Nvidia CEO Jensen Huang believes the next decade will be a defining era for robotics, with humanoid robots poised to move from impressive demos to real, large-scale deployment in industrial settings. According to Huang, the biggest breakthrough won’t come from hardware alone, but from the systems that allow robots to learn, practice, and operate safely before they ever step onto a factory floor.
At the center of this vision is the idea of “digital twins” — highly detailed virtual replicas of real-world environments such as factories, warehouses, and production lines. In practical terms, a digital twin lets companies simulate how humanoid robots will move, perceive objects, collaborate with humans, and complete tasks in a controlled virtual world. That means fewer surprises, fewer costly mistakes, and faster rollouts when robots are finally introduced into real operations.
Huang’s point is simple but powerful: once robotics training and testing can be done at scale in realistic simulations, the pace of development can accelerate dramatically. Instead of relying on slow, expensive trial-and-error in physical spaces, engineers can run countless training cycles in virtual environments, refine performance, and then transfer those learnings to robots in the real world.
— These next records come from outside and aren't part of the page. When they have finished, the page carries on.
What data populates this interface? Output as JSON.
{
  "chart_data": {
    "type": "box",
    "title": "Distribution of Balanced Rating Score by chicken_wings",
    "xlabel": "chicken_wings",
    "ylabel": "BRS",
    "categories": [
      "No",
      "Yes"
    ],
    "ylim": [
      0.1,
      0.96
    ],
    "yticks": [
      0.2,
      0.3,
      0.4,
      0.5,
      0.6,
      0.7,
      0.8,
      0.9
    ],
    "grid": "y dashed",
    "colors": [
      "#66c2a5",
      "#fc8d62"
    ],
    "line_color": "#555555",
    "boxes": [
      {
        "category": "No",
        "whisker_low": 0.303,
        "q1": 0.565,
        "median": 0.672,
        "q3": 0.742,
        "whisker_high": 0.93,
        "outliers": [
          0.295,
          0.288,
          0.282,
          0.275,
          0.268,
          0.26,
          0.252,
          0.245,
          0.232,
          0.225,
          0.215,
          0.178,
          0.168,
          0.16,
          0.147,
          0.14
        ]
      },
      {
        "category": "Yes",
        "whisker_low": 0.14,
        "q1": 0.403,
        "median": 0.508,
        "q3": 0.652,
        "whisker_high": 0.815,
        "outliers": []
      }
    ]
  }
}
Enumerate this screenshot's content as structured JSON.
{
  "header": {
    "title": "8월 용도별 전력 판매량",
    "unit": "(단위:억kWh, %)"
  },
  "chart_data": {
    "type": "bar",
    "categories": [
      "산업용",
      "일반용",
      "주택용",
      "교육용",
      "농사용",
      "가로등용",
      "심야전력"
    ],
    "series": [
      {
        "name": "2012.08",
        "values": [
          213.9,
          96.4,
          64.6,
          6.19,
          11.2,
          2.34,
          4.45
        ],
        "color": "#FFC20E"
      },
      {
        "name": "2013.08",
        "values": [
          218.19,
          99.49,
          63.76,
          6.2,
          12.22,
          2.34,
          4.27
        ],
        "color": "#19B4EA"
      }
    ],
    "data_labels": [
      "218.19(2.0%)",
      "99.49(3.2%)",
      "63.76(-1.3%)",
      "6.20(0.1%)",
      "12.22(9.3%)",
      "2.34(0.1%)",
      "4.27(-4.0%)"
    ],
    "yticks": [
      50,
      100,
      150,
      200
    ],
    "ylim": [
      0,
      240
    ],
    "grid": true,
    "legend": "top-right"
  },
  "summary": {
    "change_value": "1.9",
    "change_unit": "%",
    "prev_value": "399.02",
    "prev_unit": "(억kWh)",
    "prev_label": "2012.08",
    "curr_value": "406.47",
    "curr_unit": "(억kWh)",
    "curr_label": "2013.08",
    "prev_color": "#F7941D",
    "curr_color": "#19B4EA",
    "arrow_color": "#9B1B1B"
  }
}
This approach could make humanoid robots far more practical for manufacturers looking to improve productivity, address labor shortages, and keep operations running efficiently.
Factories are an especially appealing target for humanoid robots because they are structured environments with repeatable processes — ideal conditions for automation. But they’re also complex, crowded, and safety-critical. That’s where simulation becomes essential. A realistic virtual factory can help validate everything from a robot’s navigation and balance to its ability to handle tools, parts, and unexpected obstacles. It can also help organizations plan robot workflows, estimate return on investment, and identify bottlenecks long before deployment.
Huang’s broader outlook suggests robotics is entering a “compounding” phase, where improvements in AI, simulation, and computing reinforce each other. As AI gets better at understanding the physical world, robots become more capable. As simulation becomes more lifelike, training becomes faster and more reliable. And as computing power continues to scale, companies can test more scenarios, train more models, and deploy more robots across more industries.
If this trend holds, the next ten years could bring a surge in practical humanoid robotics — not just in labs, but in real factories where companies need flexible automation that can adapt to changing production demands. Digital twins and deep integration between virtual training and real-world deployment may be the key that unlocks that transformation, turning humanoid robots into an everyday part of industrial work.